Underground music has been around for a hot minute, but only recently has it been so obscurity oriented. Much of this has to do with how underground music culture has been adapted to the online space. Pre-social media, underground music was obscure, but that was not its defining feature. During the ‘60s, ‘underground’ was a term used to describe the magazines of the UK’s counterculture movement. Emphasis was on its anti-establishment views and its distinction from the mainstream. In the ‘70s, ‘underground’ became affiliated with the DIY punk scene and its ethos of self-production, local shows, and independent record labels. It wasn’t until social media algorithms started launching underground artists into virality that obscurity became such a prominent feature of underground music. There are dozens of examples of this, but perhaps the most prominent is EsDeeKid, who catapulted from tens of thousands of listeners to tens of millions and his album Rebel reaching the UK Top 10s seemingly overnight. His top song, 4 Raws boasts 83,000 Instagram reels made featuring its blown out 808s and nefarious lyrics. Virality like this leaves fans in a tricky place. Long-term fans are swept away in a stampede of popularity, their only salvation being “I knew them before they were famous”. In this way, obscurity is an important identity marker for fans. It implies a personal relationship with the music, not one built around clout chasing something popular. Taken to the extreme this logic implies a sense of insiders versus outsiders, “authentic” fans versus “posers”, often decided by litmus tests to the tune of “name 3 songs” or “you don’t know [artist]”!?

However, behind these pretentious cliches is an earnest desire to resist culture being appropriated into an aesthetic and being subsumed into the commercial mainstream. We have seen this happen time and time again, for better or for worse. The political and anti-commercial messages of punk, pioneered by bands like Sex Pistols, became well and truly commercial by the time 2000s pop-punk rolled around with bands like Green Day and Linkin Park aiming to sell teenagers rebellion printed on Hot Topic t-shirts. Obscurity, therefore, is coveted because it is seen as a shield against this onslaught. It preserves a sense of authenticity. As a consumer we allow this authenticity to imbue our identity. However, just as the myth of the noble savage romanticises “primitive” peoples as living “purer”, more “natural” lives, the idea of the “obscure artist” who creates truly “authentic” music is also entirely a myth. Artists do not create in a vacuum. No matter how experimental their work may be, they too are still shaped by aesthetics, trends, and our broader society.

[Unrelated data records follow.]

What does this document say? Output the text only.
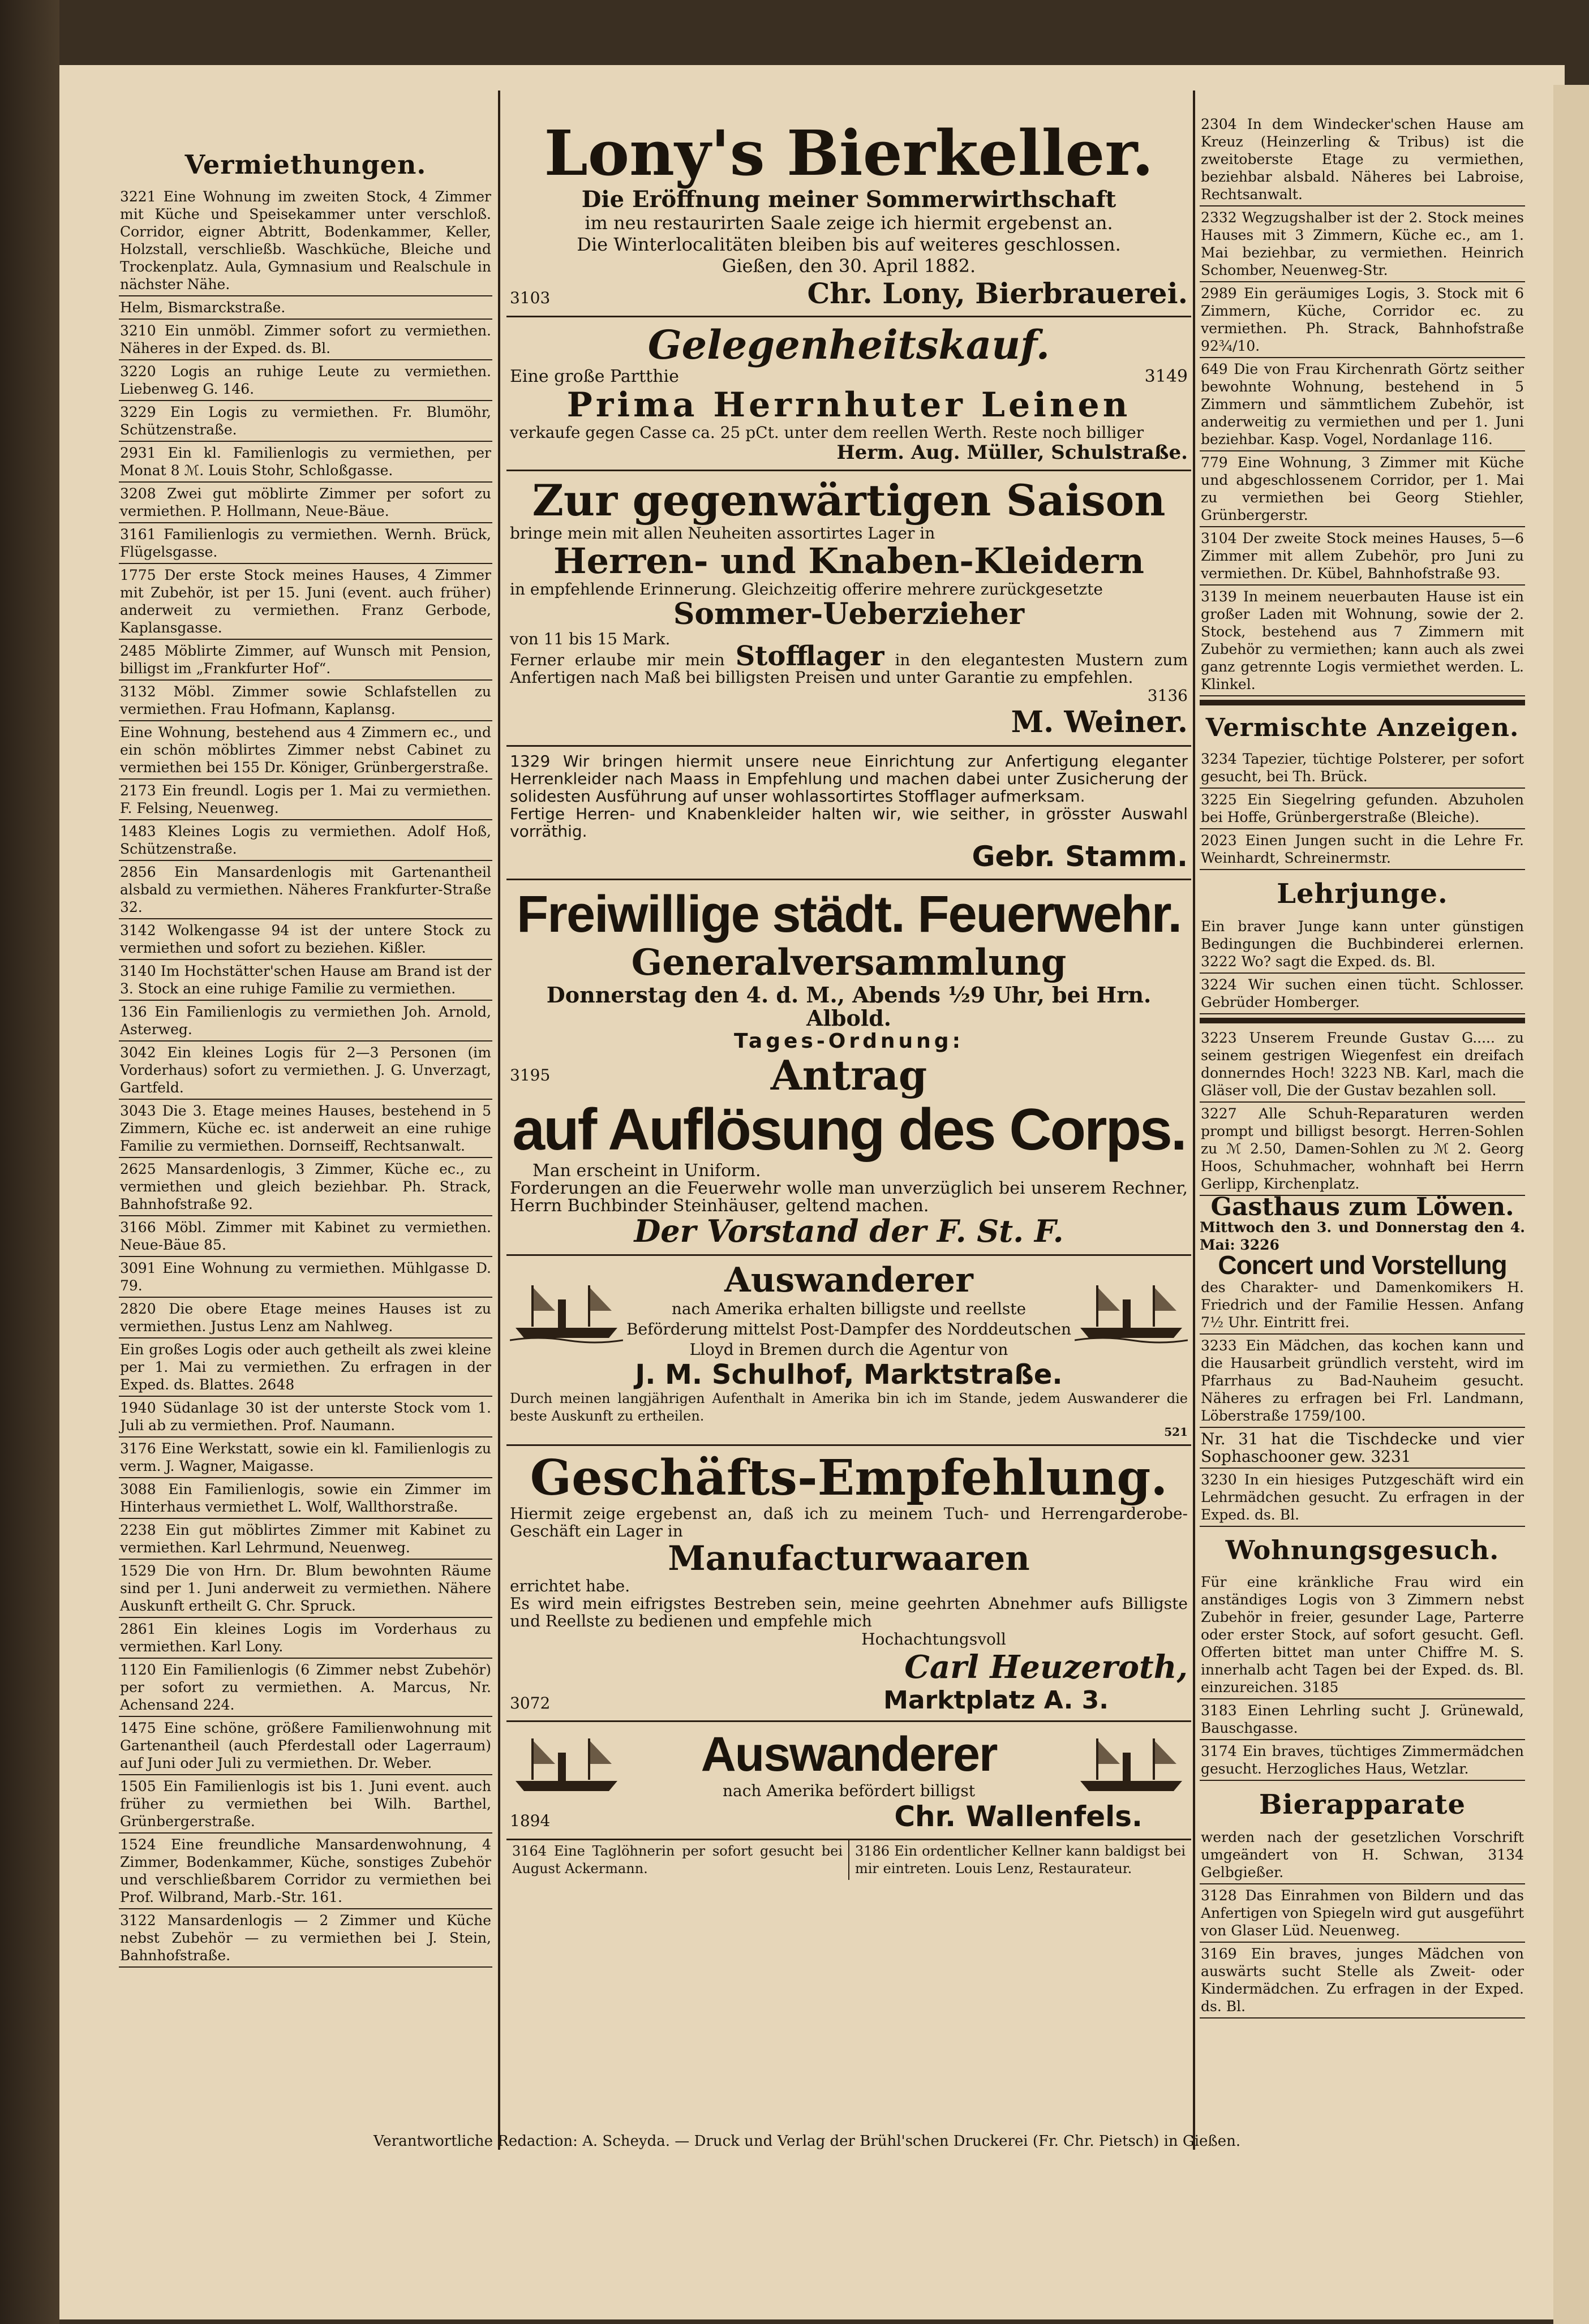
Vermiethungen.
3221 Eine Wohnung im zweiten Stock, 4 Zimmer mit Küche und Speisekammer unter verschloß. Corridor, eigner Abtritt, Bodenkammer, Keller, Holzstall, verschließb. Waschküche, Bleiche und Trockenplatz. Aula, Gymnasium und Realschule in nächster Nähe.
Helm, Bismarckstraße.
3210 Ein unmöbl. Zimmer sofort zu vermiethen. Näheres in der Exped. ds. Bl.
3220 Logis an ruhige Leute zu vermiethen. Liebenweg G. 146.
3229 Ein Logis zu vermiethen. Fr. Blumöhr, Schützenstraße.
2931 Ein kl. Familienlogis zu vermiethen, per Monat 8 ℳ. Louis Stohr, Schloßgasse.
3208 Zwei gut möblirte Zimmer per sofort zu vermiethen. P. Hollmann, Neue-Bäue.
3161 Familienlogis zu vermiethen. Wernh. Brück, Flügelsgasse.
1775 Der erste Stock meines Hauses, 4 Zimmer mit Zubehör, ist per 15. Juni (event. auch früher) anderweit zu vermiethen. Franz Gerbode, Kaplansgasse.
2485 Möblirte Zimmer, auf Wunsch mit Pension, billigst im „Frankfurter Hof“.
3132 Möbl. Zimmer sowie Schlafstellen zu vermiethen. Frau Hofmann, Kaplansg.
Eine Wohnung, bestehend aus 4 Zimmern ec., und ein schön möblirtes Zimmer nebst Cabinet zu vermiethen bei 155 Dr. Königer, Grünbergerstraße.
2173 Ein freundl. Logis per 1. Mai zu vermiethen. F. Felsing, Neuenweg.
1483 Kleines Logis zu vermiethen. Adolf Hoß, Schützenstraße.
2856 Ein Mansardenlogis mit Gartenantheil alsbald zu vermiethen. Näheres Frankfurter-Straße 32.
3142 Wolkengasse 94 ist der untere Stock zu vermiethen und sofort zu beziehen. Kißler.
3140 Im Hochstätter'schen Hause am Brand ist der 3. Stock an eine ruhige Familie zu vermiethen.
136 Ein Familienlogis zu vermiethen Joh. Arnold, Asterweg.
3042 Ein kleines Logis für 2—3 Personen (im Vorderhaus) sofort zu vermiethen. J. G. Unverzagt, Gartfeld.
3043 Die 3. Etage meines Hauses, bestehend in 5 Zimmern, Küche ec. ist anderweit an eine ruhige Familie zu vermiethen. Dornseiff, Rechtsanwalt.
2625 Mansardenlogis, 3 Zimmer, Küche ec., zu vermiethen und gleich beziehbar. Ph. Strack, Bahnhofstraße 92.
3166 Möbl. Zimmer mit Kabinet zu vermiethen. Neue-Bäue 85.
3091 Eine Wohnung zu vermiethen. Mühlgasse D. 79.
2820 Die obere Etage meines Hauses ist zu vermiethen. Justus Lenz am Nahlweg.
Ein großes Logis oder auch getheilt als zwei kleine per 1. Mai zu vermiethen. Zu erfragen in der Exped. ds. Blattes. 2648
1940 Südanlage 30 ist der unterste Stock vom 1. Juli ab zu vermiethen. Prof. Naumann.
3176 Eine Werkstatt, sowie ein kl. Familienlogis zu verm. J. Wagner, Maigasse.
3088 Ein Familienlogis, sowie ein Zimmer im Hinterhaus vermiethet L. Wolf, Wallthorstraße.
2238 Ein gut möblirtes Zimmer mit Kabinet zu vermiethen. Karl Lehrmund, Neuenweg.
1529 Die von Hrn. Dr. Blum bewohnten Räume sind per 1. Juni anderweit zu vermiethen. Nähere Auskunft ertheilt G. Chr. Spruck.
2861 Ein kleines Logis im Vorderhaus zu vermiethen. Karl Lony.
1120 Ein Familienlogis (6 Zimmer nebst Zubehör) per sofort zu vermiethen. A. Marcus, Nr. Achensand 224.
1475 Eine schöne, größere Familienwohnung mit Gartenantheil (auch Pferdestall oder Lagerraum) auf Juni oder Juli zu vermiethen. Dr. Weber.
1505 Ein Familienlogis ist bis 1. Juni event. auch früher zu vermiethen bei Wilh. Barthel, Grünbergerstraße.
1524 Eine freundliche Mansardenwohnung, 4 Zimmer, Bodenkammer, Küche, sonstiges Zubehör und verschließbarem Corridor zu vermiethen bei Prof. Wilbrand, Marb.-Str. 161.
3122 Mansardenlogis — 2 Zimmer und Küche nebst Zubehör — zu vermiethen bei J. Stein, Bahnhofstraße.
Lony's Bierkeller.
Die Eröffnung meiner Sommerwirthschaft
im neu restaurirten Saale zeige ich hiermit ergebenst an.
Die Winterlocalitäten bleiben bis auf weiteres geschlossen.
Gießen, den 30. April 1882.
3103	Chr. Lony, Bierbrauerei.
Gelegenheitskauf.
Eine große Partthie	3149
Prima Herrnhuter Leinen
verkaufe gegen Casse ca. 25 pCt. unter dem reellen Werth. Reste noch billiger
Herm. Aug. Müller, Schulstraße.
Zur gegenwärtigen Saison
bringe mein mit allen Neuheiten assortirtes Lager in
Herren- und Knaben-Kleidern
in empfehlende Erinnerung. Gleichzeitig offerire mehrere zurückgesetzte
Sommer-Ueberzieher
von 11 bis 15 Mark.
Ferner erlaube mir mein Stofflager in den elegantesten Mustern zum Anfertigen nach Maß bei billigsten Preisen und unter Garantie zu empfehlen.
3136
M. Weiner.
1329 Wir bringen hiermit unsere neue Einrichtung zur Anfertigung eleganter Herrenkleider nach Maass in Empfehlung und machen dabei unter Zusicherung der solidesten Ausführung auf unser wohlassortirtes Stofflager aufmerksam.
Fertige Herren- und Knabenkleider halten wir, wie seither, in grösster Auswahl vorräthig.
Gebr. Stamm.
Freiwillige städt. Feuerwehr.
Generalversammlung
Donnerstag den 4. d. M., Abends ½9 Uhr, bei Hrn. Albold.
Tages-Ordnung:
3195	Antrag
auf Auflösung des Corps.
Man erscheint in Uniform.
Forderungen an die Feuerwehr wolle man unverzüglich bei unserem Rechner, Herrn Buchbinder Steinhäuser, geltend machen.
Der Vorstand der F. St. F.
Auswanderer
nach Amerika erhalten billigste und reellste Beförderung mittelst Post-Dampfer des Norddeutschen Lloyd in Bremen durch die Agentur von
J. M. Schulhof, Marktstraße.
Durch meinen langjährigen Aufenthalt in Amerika bin ich im Stande, jedem Auswanderer die beste Auskunft zu ertheilen.
521
Geschäfts-Empfehlung.
Hiermit zeige ergebenst an, daß ich zu meinem Tuch- und Herrengarderobe-Geschäft ein Lager in
Manufacturwaaren
errichtet habe.
Es wird mein eifrigstes Bestreben sein, meine geehrten Abnehmer aufs Billigste und Reellste zu bedienen und empfehle mich
Hochachtungsvoll
Carl Heuzeroth,
3072	Marktplatz A. 3.
Auswanderer
nach Amerika befördert billigst
1894	Chr. Wallenfels.
3164 Eine Taglöhnerin per sofort gesucht bei August Ackermann.
3186 Ein ordentlicher Kellner kann baldigst bei mir eintreten. Louis Lenz, Restaurateur.
2304 In dem Windecker'schen Hause am Kreuz (Heinzerling & Tribus) ist die zweitoberste Etage zu vermiethen, beziehbar alsbald. Näheres bei Labroise, Rechtsanwalt.
2332 Wegzugshalber ist der 2. Stock meines Hauses mit 3 Zimmern, Küche ec., am 1. Mai beziehbar, zu vermiethen. Heinrich Schomber, Neuenweg-Str.
2989 Ein geräumiges Logis, 3. Stock mit 6 Zimmern, Küche, Corridor ec. zu vermiethen. Ph. Strack, Bahnhofstraße 92¾/10.
649 Die von Frau Kirchenrath Görtz seither bewohnte Wohnung, bestehend in 5 Zimmern und sämmtlichem Zubehör, ist anderweitig zu vermiethen und per 1. Juni beziehbar. Kasp. Vogel, Nordanlage 116.
779 Eine Wohnung, 3 Zimmer mit Küche und abgeschlossenem Corridor, per 1. Mai zu vermiethen bei Georg Stiehler, Grünbergerstr.
3104 Der zweite Stock meines Hauses, 5—6 Zimmer mit allem Zubehör, pro Juni zu vermiethen. Dr. Kübel, Bahnhofstraße 93.
3139 In meinem neuerbauten Hause ist ein großer Laden mit Wohnung, sowie der 2. Stock, bestehend aus 7 Zimmern mit Zubehör zu vermiethen; kann auch als zwei ganz getrennte Logis vermiethet werden. L. Klinkel.
Vermischte Anzeigen.
3234 Tapezier, tüchtige Polsterer, per sofort gesucht, bei Th. Brück.
3225 Ein Siegelring gefunden. Abzuholen bei Hoffe, Grünbergerstraße (Bleiche).
2023 Einen Jungen sucht in die Lehre Fr. Weinhardt, Schreinermstr.
Lehrjunge.
Ein braver Junge kann unter günstigen Bedingungen die Buchbinderei erlernen. 3222 Wo? sagt die Exped. ds. Bl.
3224 Wir suchen einen tücht. Schlosser. Gebrüder Homberger.
3223 Unserem Freunde Gustav G..... zu seinem gestrigen Wiegenfest ein dreifach donnerndes Hoch! 3223 NB. Karl, mach die Gläser voll, Die der Gustav bezahlen soll.
3227 Alle Schuh-Reparaturen werden prompt und billigst besorgt. Herren-Sohlen zu ℳ 2.50, Damen-Sohlen zu ℳ 2. Georg Hoos, Schuhmacher, wohnhaft bei Herrn Gerlipp, Kirchenplatz.
Gasthaus zum Löwen.
Mittwoch den 3. und Donnerstag den 4. Mai: 3226
Concert und Vorstellung
des Charakter- und Damenkomikers H. Friedrich und der Familie Hessen. Anfang 7½ Uhr. Eintritt frei.
3233 Ein Mädchen, das kochen kann und die Hausarbeit gründlich versteht, wird im Pfarrhaus zu Bad-Nauheim gesucht. Näheres zu erfragen bei Frl. Landmann, Löberstraße 1759/100.
Nr. 31 hat die Tischdecke und vier Sophaschooner gew. 3231
3230 In ein hiesiges Putzgeschäft wird ein Lehrmädchen gesucht. Zu erfragen in der Exped. ds. Bl.
Wohnungsgesuch.
Für eine kränkliche Frau wird ein anständiges Logis von 3 Zimmern nebst Zubehör in freier, gesunder Lage, Parterre oder erster Stock, auf sofort gesucht. Gefl. Offerten bittet man unter Chiffre M. S. innerhalb acht Tagen bei der Exped. ds. Bl. einzureichen. 3185
3183 Einen Lehrling sucht J. Grünewald, Bauschgasse.
3174 Ein braves, tüchtiges Zimmermädchen gesucht. Herzogliches Haus, Wetzlar.
Bierapparate
werden nach der gesetzlichen Vorschrift umgeändert von H. Schwan, 3134 Gelbgießer.
3128 Das Einrahmen von Bildern und das Anfertigen von Spiegeln wird gut ausgeführt von Glaser Lüd. Neuenweg.
3169 Ein braves, junges Mädchen von auswärts sucht Stelle als Zweit- oder Kindermädchen. Zu erfragen in der Exped. ds. Bl.
Verantwortliche Redaction: A. Scheyda. — Druck und Verlag der Brühl'schen Druckerei (Fr. Chr. Pietsch) in Gießen.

For many underground communities obscurity is an inherent part of their identity. In London, for example, marginalisation and a lack of commercial spaces have pushed queer DJs into squats or illegal warehouse raves. Often these events are only accessible via word-of-mouth invites or tightly networked online communities. Not just to keep cops out, but also to preserve spaces dedicated to queer experiences. However, social media has made the very exclusivity that protects these spaces desirable. The insider status that comes with these tight-knit communities has made them coveted spaces for those wanting to perform taste and authenticity. In this way, social media encourages “obscure” scenes like this to be coveted because they act as some beacon of cultural capital for others to ogle in awe at.

So, who does care about obscurity? Well, the Redditor screaming from the rooftops certainly does. But they are far from alone. Social media has morphed obscurity into a whole new beast. It is no longer just a byproduct of marginal scenes, DIY ethics, and limited reach, but a resource to be sought, curated, and displayed. That is not to say that there is anything wrong with the joy of discovering new music, or the intimacy of feeling connected to an artist that feels entirely your own. But when that discovery becomes something to be performed it begins to lose that intimacy. What begins as a genuine desire to protect culture from commodification, or to belong to something personal and communal, is quickly folded back into the same systems it resists. Obscurity becomes aestheticised. The distinction between an “authentic fan” and a “poser” becomes less about genuine connection to music, and more bout how convincingly one can perform it.